Pour moi c'est important d'être proactif, que ce soit la ville de Québec ou le gouvernement, nous avons des réseaux distincts mais dans lesquels nous sommes très actifs. Par exemple, la ville est vice-présidente du bureau de l'Association Internationale des Villes Francophones. Le gouvernement du Québec est membre à part entière de l'Organisation Internationale de la Francophonie. C'est important à travers ces réseaux de préserver la langue française, mais également de la promouvoir à travers des collaborations. Nous avons développé des liens très étroits avec entre autres la ville de Bordeaux dans les dernières années, avec la ville de Nantes, de Rennes, d'Angoulême également sur la question de la littérature. La promotion du français, on la fait dans l'ensemble de nos réseaux, que ce soit celui des villes créatives ou celui des villes francophones, on utilise ces relations dans nos réseaux internationaux pour faire la promotion du français, et de l'importance de l'usage de la langue française. Il y a des défis importants du point de vue des financements au sein des Nations Unies et d'autres organisations internationales. L'anglais prend de plus en plus de place dans les communications, dans la production des documents, alors c'est important pour nous de défendre et de réaffirmer l'importance du français dans ces organisations internationales.
Lors de cette conférence le français sera présent ?
Oui, on nous a affirmé qu'on aura la possibilité de s'exprimer en français, il y aura des traducteurs. C'est très important. Je fais d'ailleurs ce même plaidoyer au sein de l'Alliance des Villes des Grands Lacs et du Saint-Laurent où des villes québécoises côtoient des villes ontariennes et américaines dont la langue est l'anglais. Donc l'usage de l'anglais est prépondérant mais je lutte pour que l'on ait aussi ces services d'interprétation qui nous permettent de nous exprimer dans notre langue. Chez nos voisins américains l'écoute est excellente, ils sont enthousiastes à l'idée de nous entendre parler français car ils trouvent cela magnifique.
Vous avez étudié et travaillé en France (mais aussi à Barcelone) : quels liens gardez-vous avec ces pays ?
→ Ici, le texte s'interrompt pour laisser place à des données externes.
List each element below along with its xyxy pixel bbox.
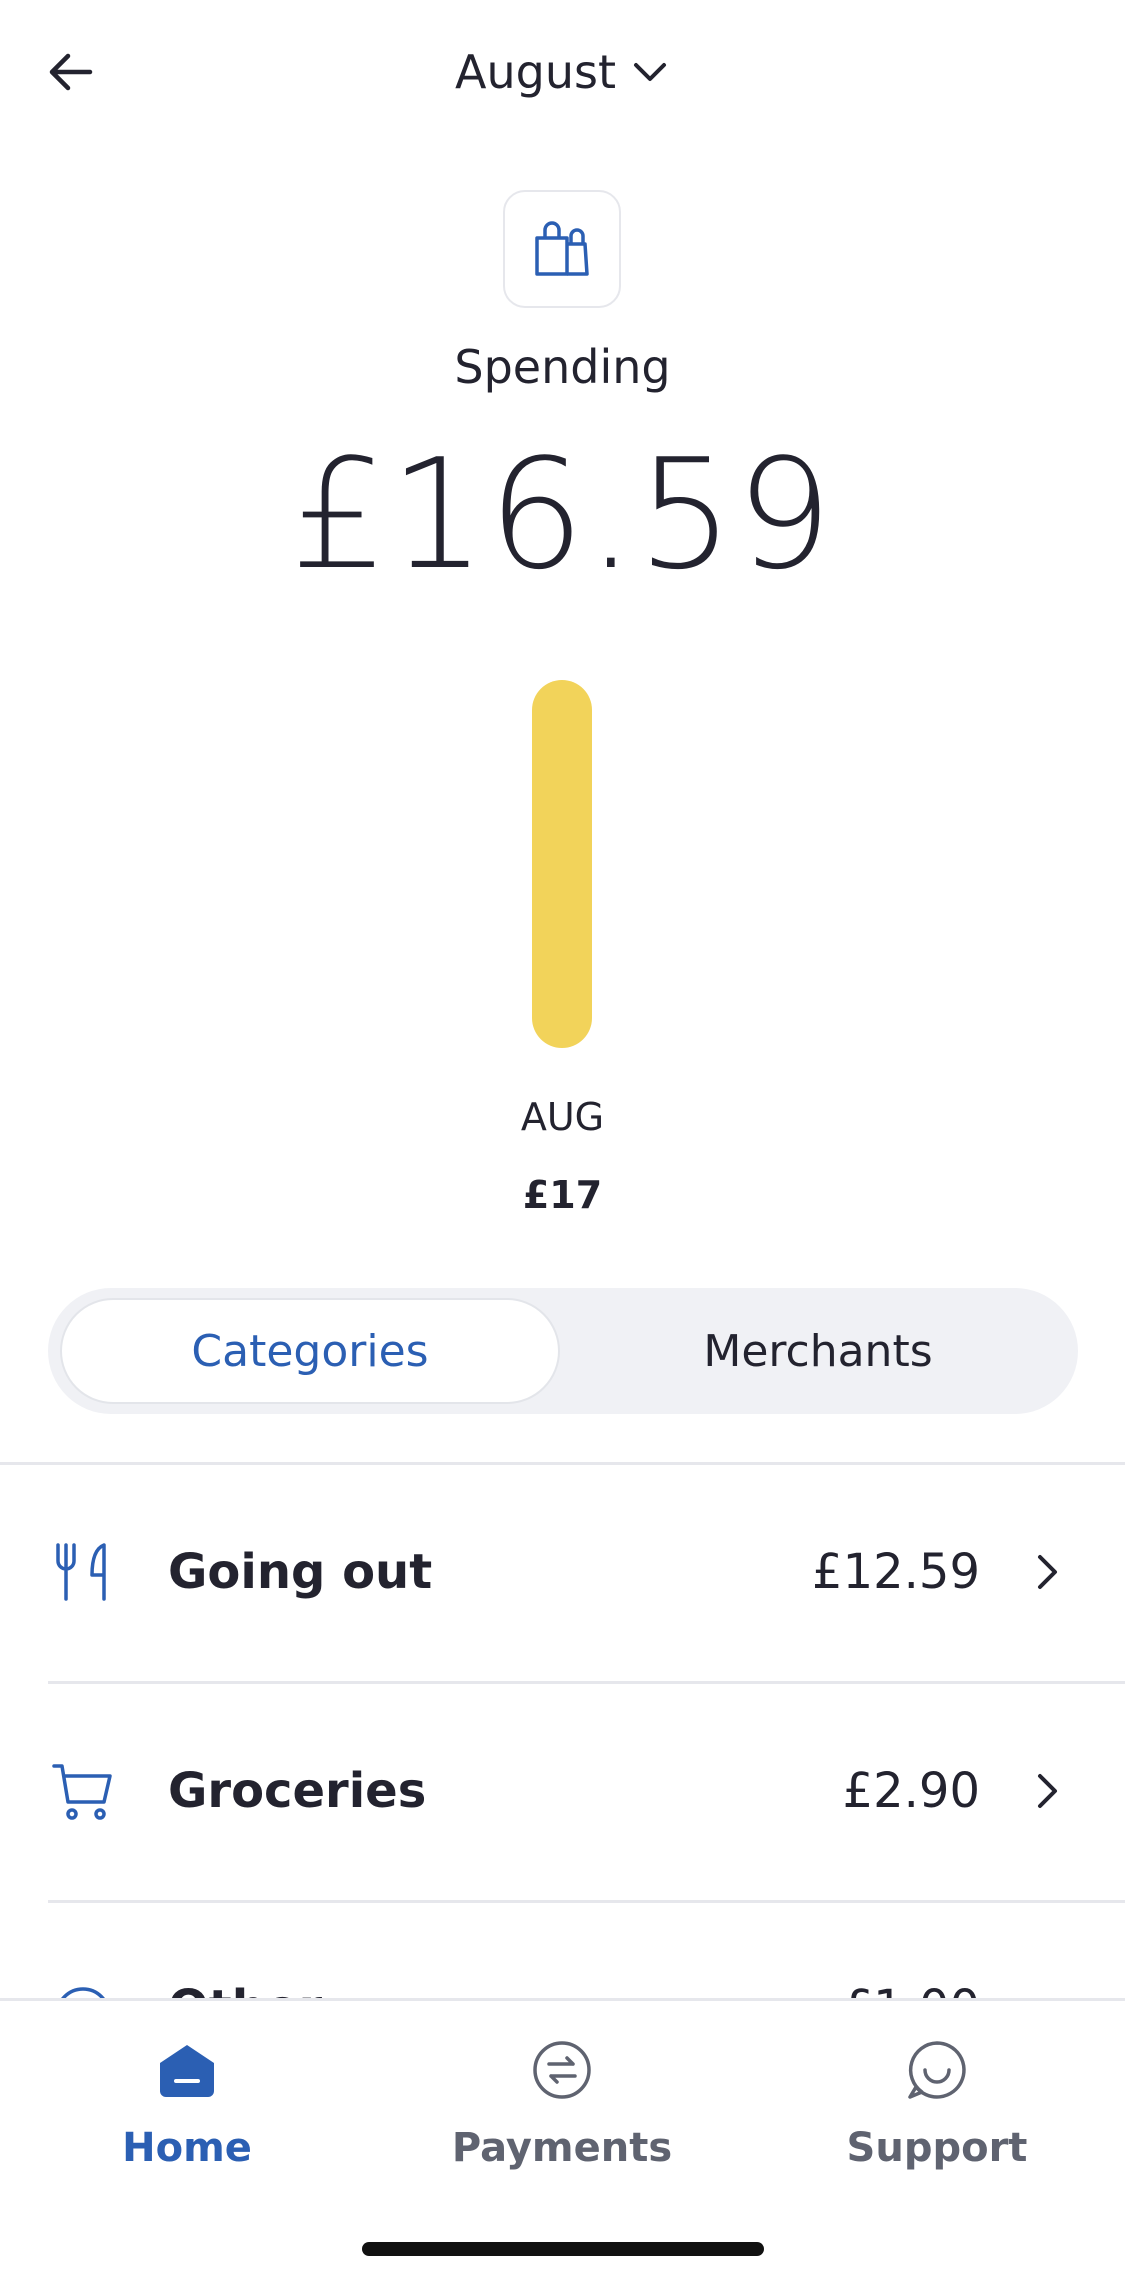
- bar-value-label: £17: [522, 1173, 603, 1217]
- tab-home[interactable]: Home: [37, 2031, 337, 2191]
- shopping-cart-icon: [52, 1764, 112, 1820]
- tab-merchants[interactable]: Merchants: [568, 1298, 1068, 1404]
- month-label: August: [455, 45, 616, 99]
- tab-support[interactable]: Support: [787, 2031, 1087, 2191]
- category-name: Going out: [168, 1544, 433, 1600]
- category-name: Groceries: [168, 1763, 427, 1819]
- row-divider: [48, 1900, 1125, 1903]
- chevron-right-icon: [1038, 1555, 1057, 1589]
- support-chat-icon: [908, 2041, 966, 2099]
- category-amount: £12.59: [812, 1544, 980, 1600]
- spending-amount: £16.59: [290, 426, 835, 603]
- top-bar: August: [0, 0, 1125, 140]
- spending-category-icon-box: [503, 190, 621, 308]
- view-toggle: Categories Merchants: [48, 1288, 1078, 1414]
- fork-knife-icon: [56, 1543, 106, 1601]
- home-indicator[interactable]: [362, 2242, 764, 2256]
- category-amount: £1.00: [843, 1980, 980, 2000]
- chevron-down-icon: [633, 63, 666, 81]
- tab-label: Support: [846, 2125, 1028, 2171]
- spending-chart: [532, 680, 592, 1048]
- bar-aug[interactable]: [532, 680, 592, 1048]
- bar-category-label: AUG: [520, 1095, 605, 1139]
- category-row-groceries[interactable]: Groceries £2.90: [0, 1684, 1125, 1902]
- category-name: Other: [168, 1980, 322, 2000]
- tab-label: Payments: [451, 2125, 673, 2171]
- tab-payments[interactable]: Payments: [412, 2031, 712, 2191]
- shopping-bags-icon: [535, 221, 589, 276]
- category-amount: £2.90: [842, 1763, 980, 1819]
- chevron-right-icon: [1038, 1774, 1057, 1808]
- spending-label: Spending: [454, 340, 671, 394]
- month-picker[interactable]: August: [0, 40, 1125, 104]
- home-icon: [160, 2045, 214, 2097]
- category-row-other[interactable]: Other £1.00: [0, 1970, 1125, 2000]
- payments-icon: [533, 2041, 591, 2099]
- category-row-going-out[interactable]: Going out £12.59: [0, 1465, 1125, 1683]
- tab-label: Home: [122, 2125, 252, 2171]
- tab-categories[interactable]: Categories: [60, 1298, 560, 1404]
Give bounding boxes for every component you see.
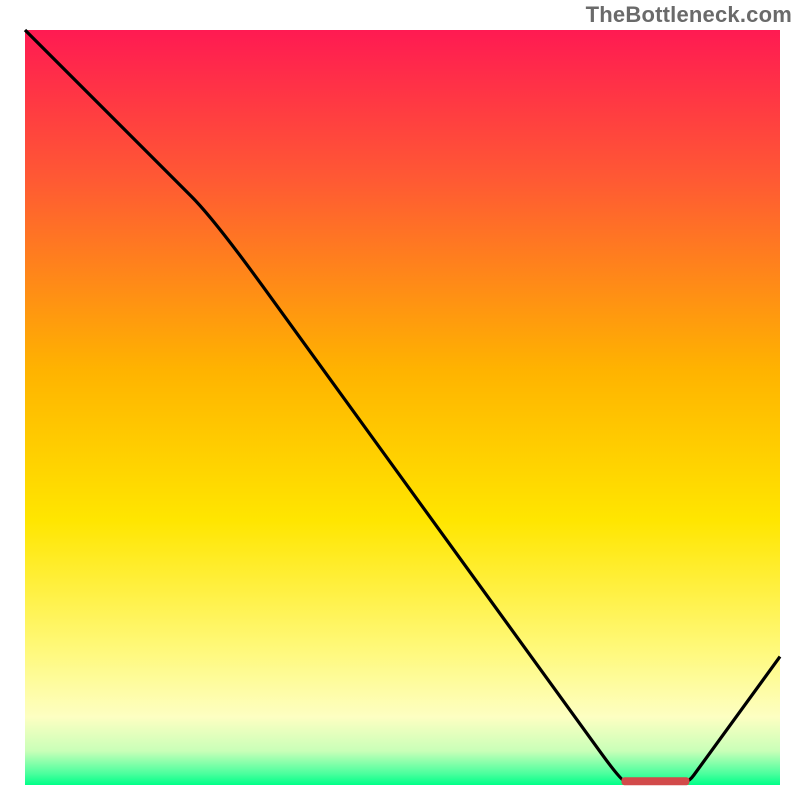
- bottleneck-chart: [0, 0, 800, 800]
- optimal-segment-marker: [622, 777, 690, 785]
- chart-stage: TheBottleneck.com: [0, 0, 800, 800]
- watermark-text: TheBottleneck.com: [586, 2, 792, 28]
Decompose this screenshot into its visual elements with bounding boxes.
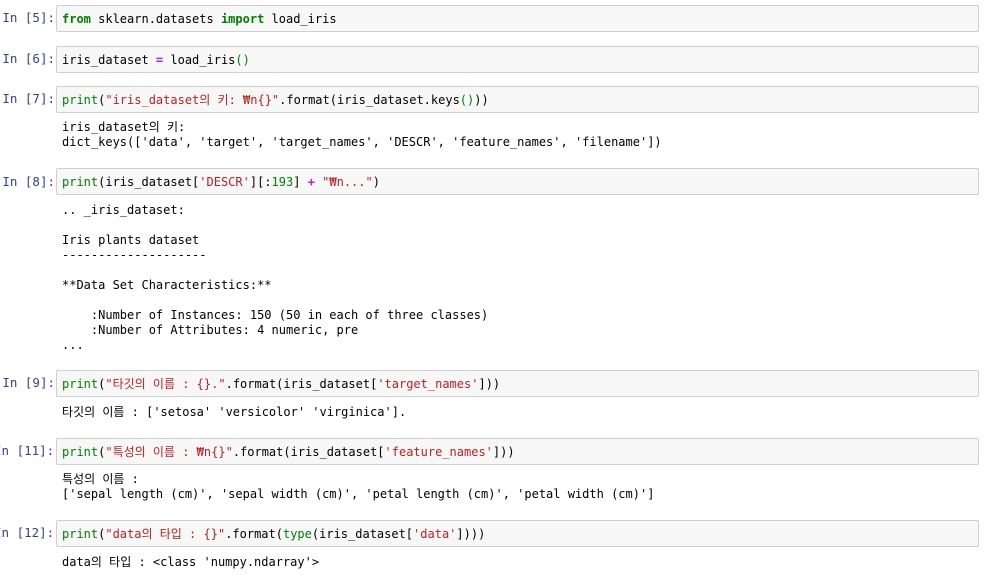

J'ai surtout étudié en France, je n'ai jamais vraiment travaillé sur place mais je faisais souvent le déplacement à Paris depuis le Québec dans le cadre de mon travail. J'ai étudié aussi à Barcelone, et par la suite je m'y suis déplacée aussi beaucoup pour le travail. Je garde des liens très affectifs avec ces deux villes. J'adore la ville de Paris, j'y retourne de temps à autres, même si j'ai moins l'occasion d'y aller pour des raisons professionnelles. Le maire de Québec est très proche de la maire Anne Hidalgo, ils ont développé un nouveau protocole de coopération pour travailler sur des sujets concrets. La maire de Paris a été très active sur le point de vue, entres autres, de la mobilité, la lutte à la congestion, donc nous nous inspirons beaucoup des projets que mène la capitale française. En ce qui concerne la biodiversité aussi : comment transforme-t-on une ville de la taille de Paris pour avoir des îlots de biodiversité ? On a moins de lien avec la ville de Barcelone. Cependant, c'est une ville qui possède un patrimoine culturel et architectural magnifique, donc nous allons assurément explorer des collaborations avec l'Espagne dans les prochaines années. Le Congrès de cette semaine va nous permettre d'explorer aussi de belles pistes avec Lisbonne.